Now we face some interesting (to put it mildly) challenges. The debt and the deficit; the “fiscal cliff” of expiring tax cuts and automatic budget controls; a presidential election in full swing and suddenly looking competitive; debt problems boiling over in Europe; labor protests and nagging doubts about the world’s now No. 2 economy, China. U.S. Federal Reserve policy remains in completely uncharted territory.

Should I go on?

You would be quite right to be concerned about the likelihood of stocks gaining much more ground from here. We already have come pretty darn close to the all-time closing high for the Dow, set exactly five years ago: 14,164.53 on Oct. 9, 2007.

If it’s bad news you want, there’s plenty to choose from. The International Monetary Fund sees an “alarmingly high” risk of a global slump. Earnings are supposedly coming in lower. Not disastrous, but certainly not the stuff of a real bull market. Choosing a tactical asset allocation over the standard stocks-and-bonds mix starts to sound attractive in these waters.

Nevertheless, as the newsletter tracker Mark Hulbert points out, we are right on top of the “Halloween indicator,” the supposed date upon which all of the “sell in May and go away” folks will come plowing back into stocks, hoping to pick up gains through the next spring. Certainly, we have seen retail investors on the sidelines, waiting for a signal. Could Oct. 31 be it?

Who knows? There are plenty of active tactical asset allocation funds out there, managers who will take your fees and make the effort to get you into the right assets at the right moments.

We have no quibbles with the logic. Just with the idea that money managers have any clue of what’s coming next. Tactical asset allocation is sold as proactive, but in practice it has to be reactive, trying to move your money out of high-risk assets and into safety just in the nick of time.

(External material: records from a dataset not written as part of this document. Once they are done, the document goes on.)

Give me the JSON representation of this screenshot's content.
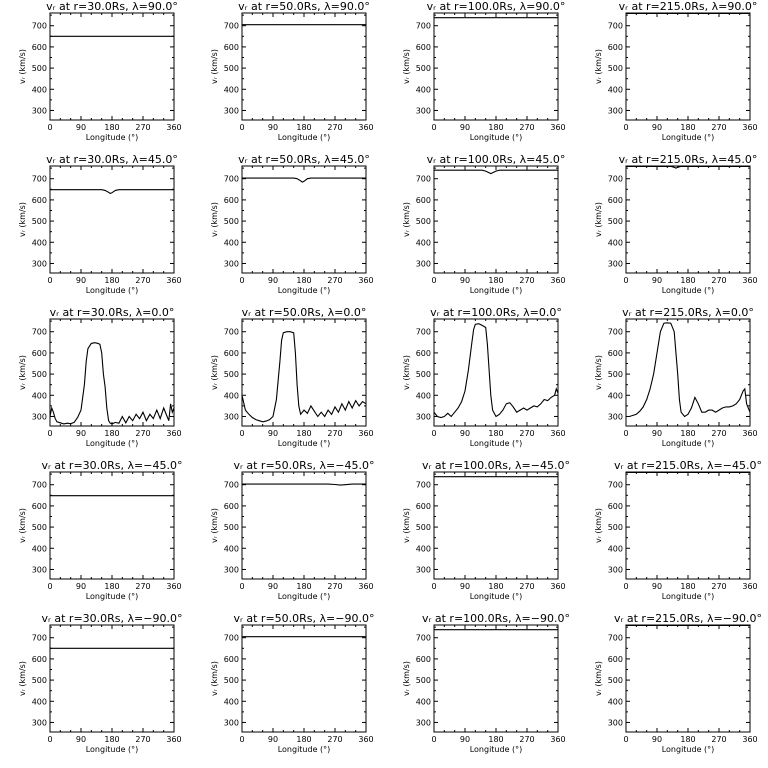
{
  "chart_data": {
    "type": "line",
    "xlabel": "Longitude  (°)",
    "ylabel": "vᵣ (km/s)",
    "xlim": [
      0,
      360
    ],
    "ylim": [
      255,
      760
    ],
    "xticks": [
      0,
      90,
      180,
      270,
      360
    ],
    "xtick_labels": [
      "0",
      "90",
      "180",
      "270",
      "360"
    ],
    "yticks": [
      300,
      400,
      500,
      600,
      700
    ],
    "ytick_labels": [
      "300",
      "400",
      "500",
      "600",
      "700"
    ],
    "grid": false,
    "legend": "none",
    "rows": 5,
    "cols": 4,
    "panels": [
      {
        "title": "vᵣ at r=30.0Rs, λ=90.0°",
        "x": [
          0,
          360
        ],
        "y": [
          650,
          650
        ]
      },
      {
        "title": "vᵣ at r=50.0Rs, λ=90.0°",
        "x": [
          0,
          360
        ],
        "y": [
          705,
          705
        ]
      },
      {
        "title": "vᵣ at r=100.0Rs, λ=90.0°",
        "x": [
          0,
          360
        ],
        "y": [
          738,
          738
        ]
      },
      {
        "title": "vᵣ at r=215.0Rs, λ=90.0°",
        "x": [
          0,
          360
        ],
        "y": [
          758,
          758
        ]
      },
      {
        "title": "vᵣ at r=30.0Rs, λ=45.0°",
        "x": [
          0,
          150,
          160,
          170,
          175,
          180,
          190,
          200,
          360
        ],
        "y": [
          648,
          648,
          645,
          636,
          630,
          634,
          645,
          648,
          648
        ]
      },
      {
        "title": "vᵣ at r=50.0Rs, λ=45.0°",
        "x": [
          0,
          150,
          160,
          170,
          175,
          180,
          190,
          200,
          360
        ],
        "y": [
          703,
          703,
          700,
          690,
          684,
          688,
          700,
          703,
          703
        ]
      },
      {
        "title": "vᵣ at r=100.0Rs, λ=45.0°",
        "x": [
          0,
          140,
          150,
          160,
          165,
          170,
          180,
          190,
          360
        ],
        "y": [
          740,
          740,
          736,
          728,
          724,
          728,
          736,
          740,
          740
        ]
      },
      {
        "title": "vᵣ at r=215.0Rs, λ=45.0°",
        "x": [
          0,
          130,
          140,
          145,
          150,
          160,
          360
        ],
        "y": [
          758,
          758,
          754,
          750,
          754,
          758,
          758
        ]
      },
      {
        "title": "vᵣ at r=30.0Rs, λ=0.0°",
        "x": [
          0,
          5,
          10,
          15,
          20,
          30,
          40,
          50,
          60,
          70,
          80,
          90,
          100,
          105,
          110,
          120,
          130,
          140,
          145,
          150,
          155,
          160,
          165,
          170,
          175,
          180,
          190,
          200,
          210,
          220,
          230,
          240,
          250,
          260,
          270,
          280,
          290,
          300,
          310,
          320,
          330,
          340,
          345,
          350,
          355,
          360
        ],
        "y": [
          300,
          340,
          320,
          290,
          275,
          270,
          265,
          268,
          266,
          272,
          295,
          330,
          450,
          560,
          620,
          645,
          648,
          645,
          640,
          600,
          500,
          440,
          340,
          280,
          268,
          265,
          272,
          268,
          300,
          270,
          300,
          280,
          310,
          290,
          320,
          280,
          310,
          290,
          330,
          290,
          340,
          300,
          280,
          360,
          320,
          340
        ]
      },
      {
        "title": "vᵣ at r=50.0Rs, λ=0.0°",
        "x": [
          0,
          10,
          20,
          30,
          40,
          50,
          60,
          70,
          80,
          90,
          100,
          110,
          115,
          120,
          130,
          140,
          150,
          155,
          160,
          165,
          170,
          180,
          190,
          200,
          210,
          220,
          230,
          240,
          250,
          260,
          270,
          280,
          290,
          300,
          310,
          320,
          330,
          340,
          350,
          360
        ],
        "y": [
          400,
          330,
          310,
          295,
          285,
          280,
          275,
          278,
          285,
          300,
          380,
          560,
          660,
          695,
          700,
          700,
          695,
          600,
          450,
          350,
          310,
          330,
          315,
          350,
          325,
          300,
          320,
          300,
          330,
          310,
          345,
          320,
          360,
          330,
          370,
          340,
          375,
          350,
          370,
          360
        ]
      },
      {
        "title": "vᵣ at r=100.0Rs, λ=0.0°",
        "x": [
          0,
          10,
          20,
          30,
          40,
          50,
          60,
          70,
          80,
          90,
          100,
          110,
          115,
          120,
          130,
          140,
          150,
          155,
          160,
          165,
          170,
          180,
          190,
          200,
          210,
          220,
          230,
          240,
          250,
          260,
          270,
          280,
          290,
          300,
          310,
          320,
          330,
          340,
          350,
          355,
          360
        ],
        "y": [
          320,
          300,
          295,
          300,
          315,
          300,
          320,
          340,
          370,
          420,
          520,
          650,
          710,
          735,
          738,
          730,
          720,
          640,
          520,
          400,
          330,
          300,
          310,
          330,
          360,
          365,
          345,
          320,
          330,
          340,
          330,
          340,
          350,
          345,
          360,
          380,
          375,
          390,
          400,
          430,
          410
        ]
      },
      {
        "title": "vᵣ at r=215.0Rs, λ=0.0°",
        "x": [
          0,
          10,
          20,
          30,
          40,
          50,
          60,
          70,
          80,
          90,
          100,
          110,
          120,
          130,
          140,
          150,
          155,
          160,
          170,
          180,
          190,
          200,
          210,
          220,
          230,
          240,
          250,
          260,
          270,
          280,
          290,
          300,
          310,
          320,
          330,
          340,
          345,
          350,
          360
        ],
        "y": [
          300,
          300,
          305,
          310,
          325,
          345,
          380,
          430,
          500,
          600,
          700,
          740,
          742,
          740,
          700,
          500,
          380,
          320,
          300,
          310,
          340,
          390,
          360,
          320,
          320,
          330,
          330,
          320,
          330,
          340,
          345,
          345,
          350,
          360,
          380,
          420,
          430,
          360,
          320
        ]
      },
      {
        "title": "vᵣ at r=30.0Rs, λ=−45.0°",
        "x": [
          0,
          360
        ],
        "y": [
          648,
          648
        ]
      },
      {
        "title": "vᵣ at r=50.0Rs, λ=−45.0°",
        "x": [
          0,
          250,
          270,
          285,
          300,
          320,
          360
        ],
        "y": [
          703,
          703,
          701,
          698,
          700,
          703,
          703
        ]
      },
      {
        "title": "vᵣ at r=100.0Rs, λ=−45.0°",
        "x": [
          0,
          360
        ],
        "y": [
          738,
          738
        ]
      },
      {
        "title": "vᵣ at r=215.0Rs, λ=−45.0°",
        "x": [
          0,
          360
        ],
        "y": [
          758,
          758
        ]
      },
      {
        "title": "vᵣ at r=30.0Rs, λ=−90.0°",
        "x": [
          0,
          360
        ],
        "y": [
          650,
          650
        ]
      },
      {
        "title": "vᵣ at r=50.0Rs, λ=−90.0°",
        "x": [
          0,
          360
        ],
        "y": [
          705,
          705
        ]
      },
      {
        "title": "vᵣ at r=100.0Rs, λ=−90.0°",
        "x": [
          0,
          360
        ],
        "y": [
          738,
          738
        ]
      },
      {
        "title": "vᵣ at r=215.0Rs, λ=−90.0°",
        "x": [
          0,
          360
        ],
        "y": [
          758,
          758
        ]
      }
    ]
  }
}
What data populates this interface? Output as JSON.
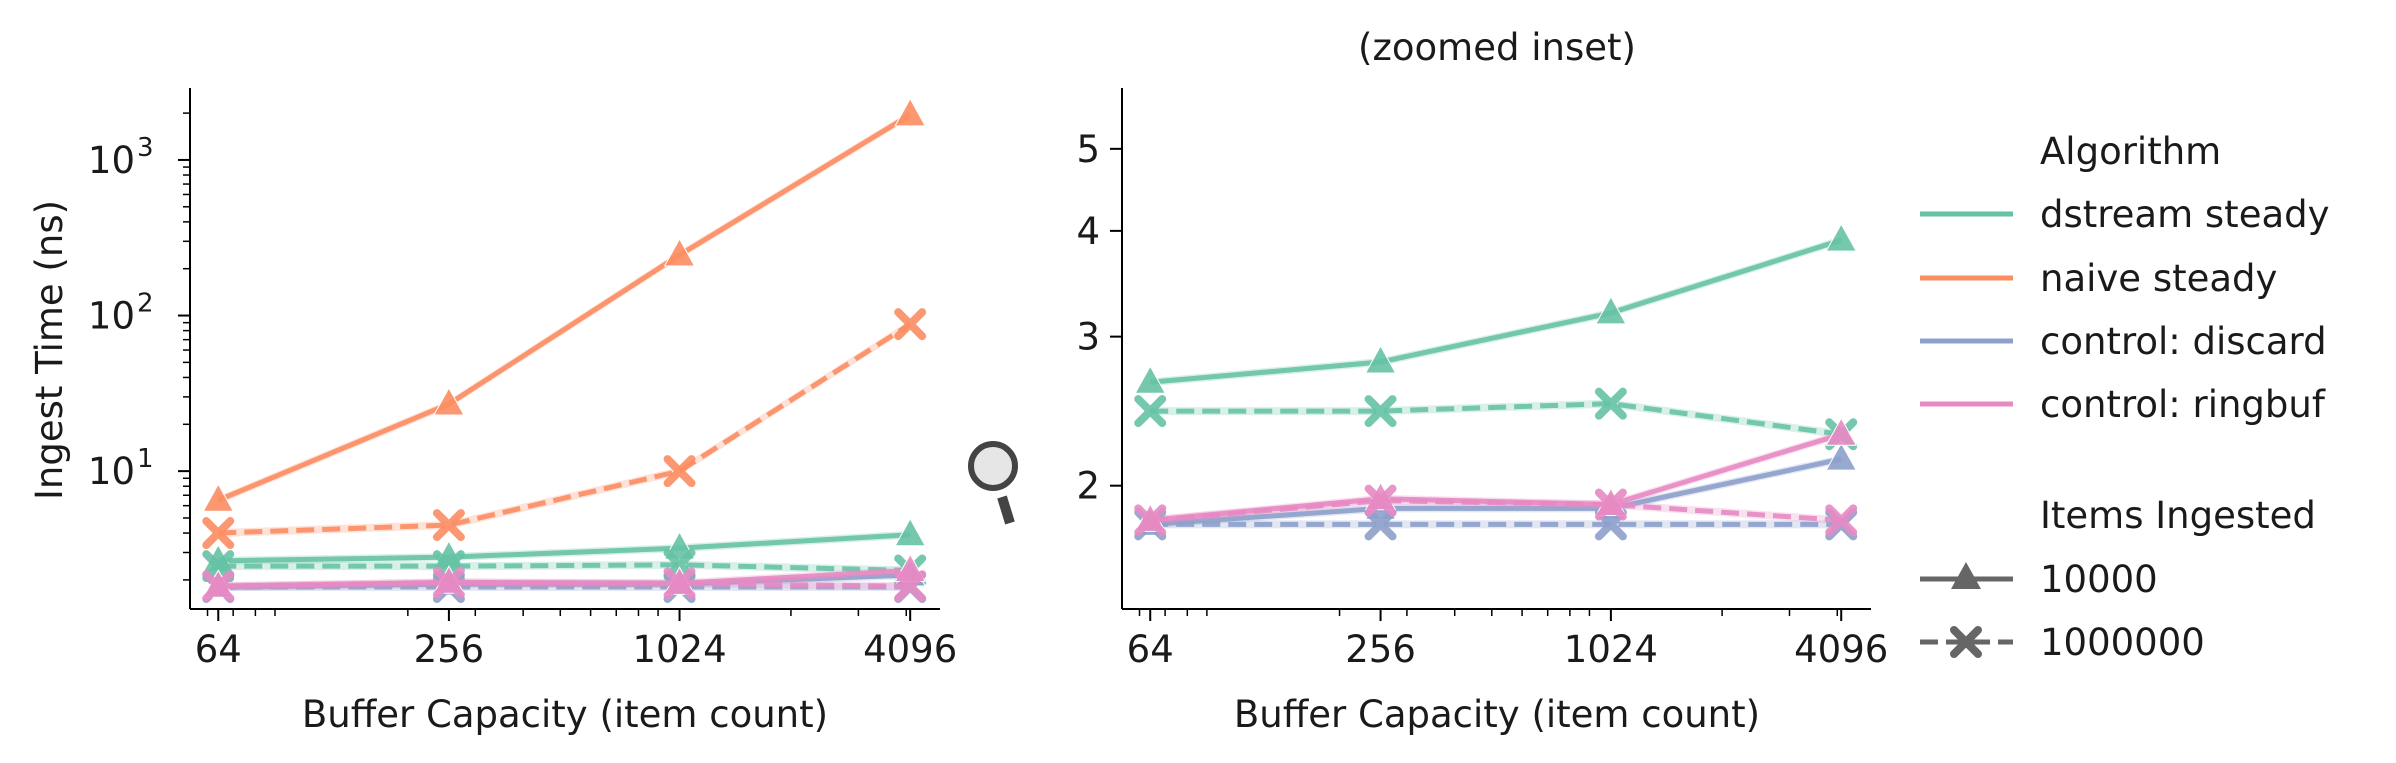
{
  "colors": {
    "dstream steady": "#66c2a5",
    "naive steady": "#fc8d62",
    "control: discard": "#8da0cb",
    "control: ringbuf": "#e78ac3",
    "legend_gray": "#666666"
  },
  "icons": {
    "inset_marker": "magnifier-icon"
  },
  "chart_data": [
    {
      "type": "line",
      "title": "",
      "xlabel": "Buffer Capacity (item count)",
      "ylabel": "Ingest Time (ns)",
      "xscale": "log2",
      "yscale": "log10",
      "xlim": [
        54,
        4900
      ],
      "ylim": [
        1.3,
        2900
      ],
      "x_ticks": [
        64,
        256,
        1024,
        4096
      ],
      "x_tick_labels": [
        "64",
        "256",
        "1024",
        "4096"
      ],
      "y_ticks": [
        10,
        100,
        1000
      ],
      "y_tick_labels": [
        {
          "base": "10",
          "exp": "1"
        },
        {
          "base": "10",
          "exp": "2"
        },
        {
          "base": "10",
          "exp": "3"
        }
      ],
      "x": [
        64,
        256,
        1024,
        4096
      ],
      "series": [
        {
          "algorithm": "dstream steady",
          "items": "10000",
          "values": [
            2.65,
            2.8,
            3.2,
            3.9
          ]
        },
        {
          "algorithm": "dstream steady",
          "items": "1000000",
          "values": [
            2.45,
            2.45,
            2.5,
            2.3
          ]
        },
        {
          "algorithm": "naive steady",
          "items": "10000",
          "values": [
            6.5,
            27,
            245,
            1950
          ]
        },
        {
          "algorithm": "naive steady",
          "items": "1000000",
          "values": [
            4.0,
            4.5,
            10,
            88
          ]
        },
        {
          "algorithm": "control: discard",
          "items": "10000",
          "values": [
            1.8,
            1.88,
            1.88,
            2.15
          ]
        },
        {
          "algorithm": "control: discard",
          "items": "1000000",
          "values": [
            1.8,
            1.8,
            1.8,
            1.8
          ]
        },
        {
          "algorithm": "control: ringbuf",
          "items": "10000",
          "values": [
            1.82,
            1.93,
            1.9,
            2.3
          ]
        },
        {
          "algorithm": "control: ringbuf",
          "items": "1000000",
          "values": [
            1.82,
            1.92,
            1.9,
            1.82
          ]
        }
      ]
    },
    {
      "type": "line",
      "title": "(zoomed inset)",
      "xlabel": "Buffer Capacity (item count)",
      "ylabel": "",
      "xscale": "log2",
      "yscale": "log10",
      "xlim": [
        54,
        4900
      ],
      "ylim": [
        1.43,
        5.9
      ],
      "x_ticks": [
        64,
        256,
        1024,
        4096
      ],
      "x_tick_labels": [
        "64",
        "256",
        "1024",
        "4096"
      ],
      "y_ticks": [
        2,
        3,
        4,
        5
      ],
      "y_tick_labels": [
        "2",
        "3",
        "4",
        "5"
      ],
      "x": [
        64,
        256,
        1024,
        4096
      ],
      "series": [
        {
          "algorithm": "dstream steady",
          "items": "10000",
          "values": [
            2.65,
            2.8,
            3.2,
            3.9
          ]
        },
        {
          "algorithm": "dstream steady",
          "items": "1000000",
          "values": [
            2.45,
            2.45,
            2.5,
            2.3
          ]
        },
        {
          "algorithm": "control: discard",
          "items": "10000",
          "values": [
            1.8,
            1.88,
            1.88,
            2.15
          ]
        },
        {
          "algorithm": "control: discard",
          "items": "1000000",
          "values": [
            1.8,
            1.8,
            1.8,
            1.8
          ]
        },
        {
          "algorithm": "control: ringbuf",
          "items": "10000",
          "values": [
            1.82,
            1.93,
            1.9,
            2.3
          ]
        },
        {
          "algorithm": "control: ringbuf",
          "items": "1000000",
          "values": [
            1.82,
            1.92,
            1.9,
            1.82
          ]
        }
      ]
    }
  ],
  "legend": {
    "placement": "right",
    "algorithm_title": "Algorithm",
    "algorithms": [
      "dstream steady",
      "naive steady",
      "control: discard",
      "control: ringbuf"
    ],
    "items_title": "Items Ingested",
    "items": [
      {
        "label": "10000",
        "marker": "triangle",
        "dash": "solid"
      },
      {
        "label": "1000000",
        "marker": "x",
        "dash": "dashed"
      }
    ]
  }
}
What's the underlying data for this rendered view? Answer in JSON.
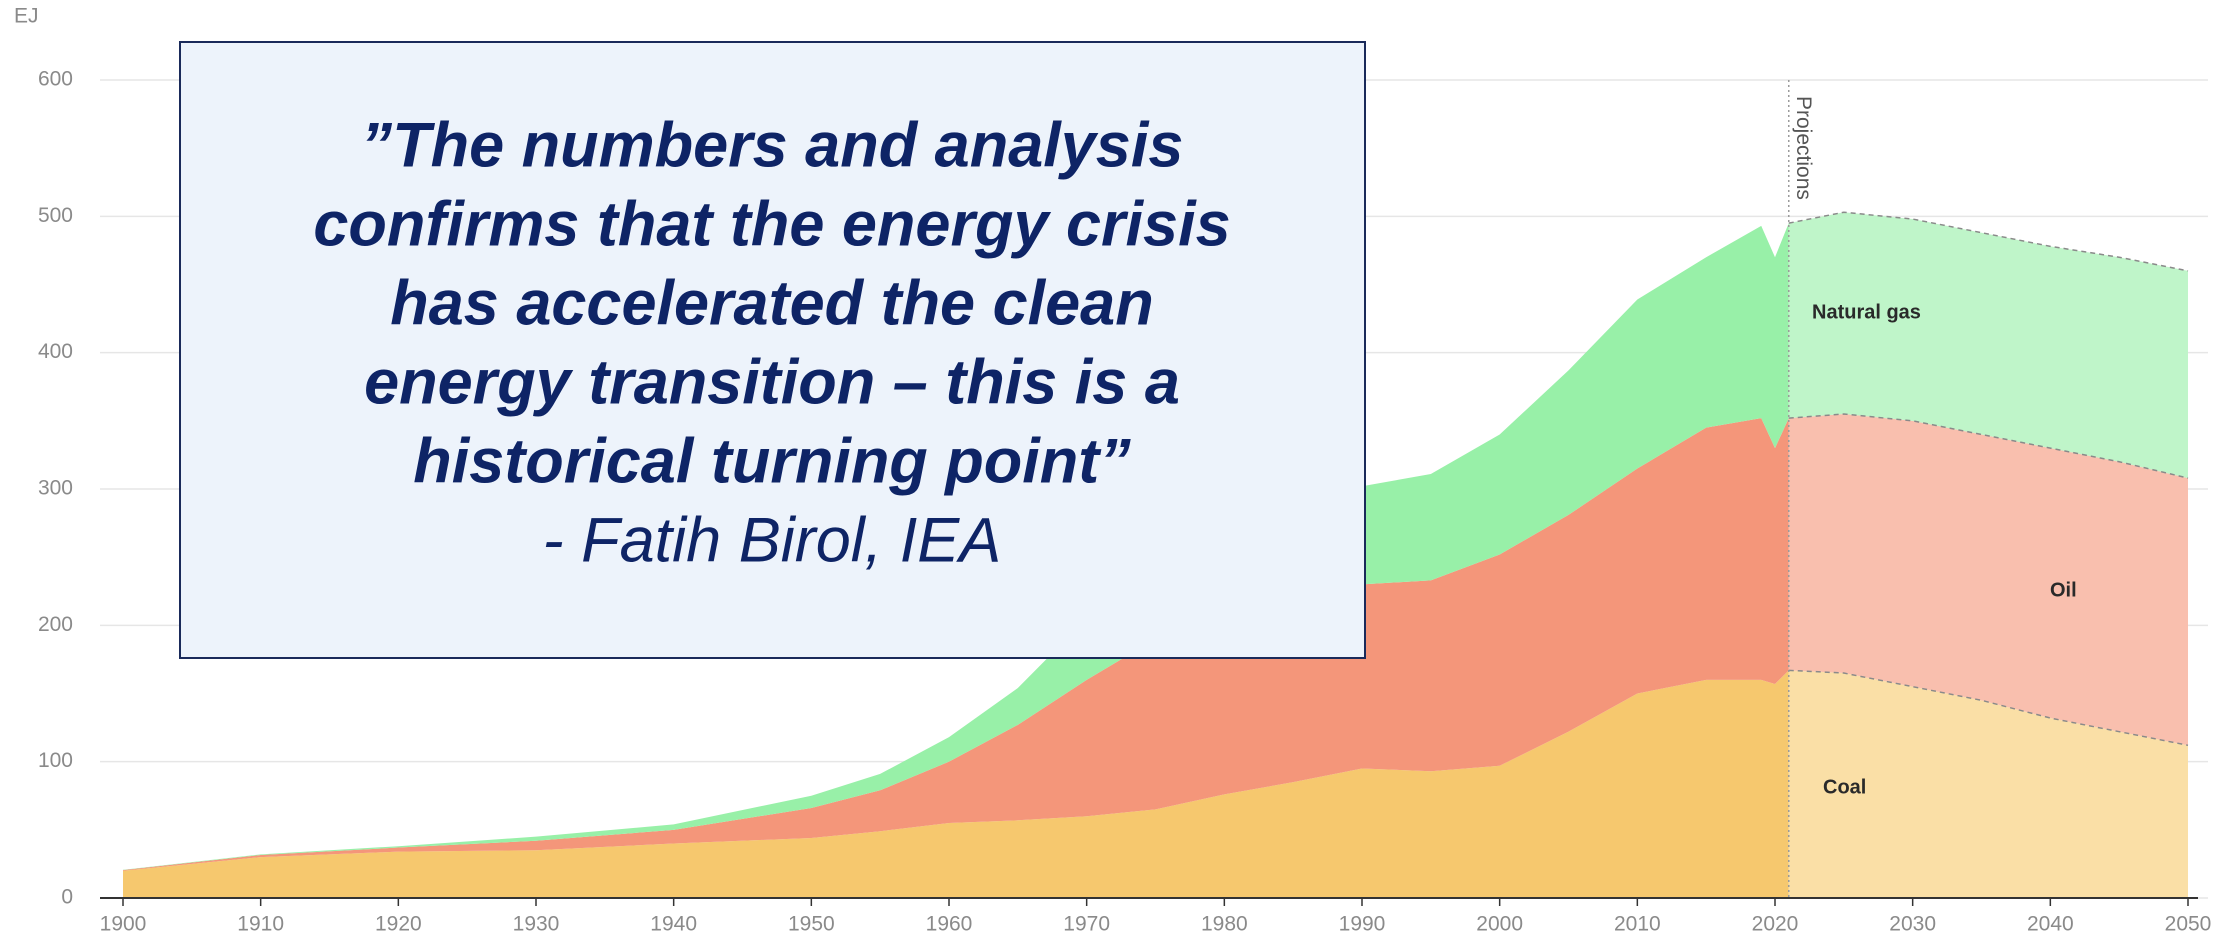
{
  "chart_data": {
    "type": "stacked_area",
    "y_label": "EJ",
    "x": [
      1900,
      1910,
      1920,
      1930,
      1940,
      1950,
      1955,
      1960,
      1965,
      1970,
      1975,
      1980,
      1985,
      1990,
      1995,
      2000,
      2005,
      2010,
      2015,
      2019,
      2020,
      2021,
      2025,
      2030,
      2035,
      2040,
      2045,
      2050
    ],
    "series": [
      {
        "name": "Coal",
        "color": "#f6c86e",
        "projection_color": "#fadfa6",
        "values": [
          20,
          30,
          34,
          35,
          40,
          44,
          49,
          55,
          57,
          60,
          65,
          76,
          85,
          95,
          93,
          97,
          122,
          150,
          160,
          160,
          157,
          167,
          165,
          155,
          145,
          132,
          122,
          112
        ]
      },
      {
        "name": "Oil",
        "color": "#f4967a",
        "projection_color": "#f9bfae",
        "values": [
          0.5,
          1.5,
          3,
          7,
          10,
          22,
          30,
          45,
          70,
          100,
          125,
          135,
          125,
          135,
          140,
          155,
          159,
          165,
          185,
          192,
          173,
          185,
          190,
          195,
          195,
          198,
          198,
          196
        ]
      },
      {
        "name": "Natural gas",
        "color": "#98f0a8",
        "projection_color": "#bff5c9",
        "values": [
          0.2,
          0.5,
          1,
          3,
          4,
          9,
          12,
          18,
          27,
          45,
          50,
          56,
          62,
          72,
          78,
          88,
          106,
          124,
          125,
          141,
          140,
          143,
          148,
          148,
          148,
          148,
          150,
          152
        ]
      }
    ],
    "annotations": [
      {
        "x": 2021,
        "label": "Projections"
      }
    ],
    "xlim": [
      1900,
      2050
    ],
    "xticks": [
      1900,
      1910,
      1920,
      1930,
      1940,
      1950,
      1960,
      1970,
      1980,
      1990,
      2000,
      2010,
      2020,
      2030,
      2040,
      2050
    ],
    "ylim": [
      0,
      600
    ],
    "yticks": [
      0,
      100,
      200,
      300,
      400,
      500,
      600
    ],
    "grid": true
  },
  "quote": {
    "lines": [
      "”The numbers and analysis",
      "confirms that the energy crisis",
      "has accelerated the clean",
      "energy transition – this is a",
      "historical turning point”"
    ],
    "attribution": "- Fatih Birol, IEA"
  }
}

We read with interest a recent story on MarketWatch about how “cash is king.” The author, an investment advisor, walks through the higher risk (in his view) assets of the moment, then concludes with this:

Finally, we derive some confidence in thinking that cash is the ‘least worst’ option by looking at managers we admire including [GMO’s Jeremy] Grantham. Steve Romick’s FPA Crescent Fund (FPACX ) is holding 32% cash and Jeffrey Gundlach’s DoubleLine Total Return Fund (DBLTX) is holding nearly 20% cash, according to the most recent portfolios published by investment researcher Morningstar Inc.

Romick was a finalist for the Morningstar Manager of the Decade Award in 2010, as was Gundlach. It appears the smart money is getting defensive.

Defensive? Possibly. Yet any tactical asset allocation would designate a certain amount of cash at any point in the business cycle. The glass is half-full and…half-empty.

Tactical asset allocation for the passive investor

What few people grasp about the passive investing style is that it is, ultimately, a form of tactical asset allocation. Rather than trying to ride mostly one asset, a passive allocation holds bonds, commodities, emerging market stocks, foreign developed-country stocks, inflation-proof bonds, real estate, U.S. stocks and, of course, cash.

How much cash? It depends on the flow of dividends. See, a well-built portfolio is always generating cash back to the investor. We believe strongly that it’s better to simply take that cash and not let it reinvest automatically.

The reason is tactical asset allocation: Cash flows in. Soon, the time comes to rebalance. Instead of having to sell (and possibly generate a taxable event) you take the cash and buy enough shares of low-cost ETFs and index funds to come back to balance. It’s passive, yet tactical.

More importantly, you don’t have to be right about what a million strangers might do on Halloween (besides ring your doorbell). Other investors will do whatever they do, while you will stuff your pumpkin with profits and move on.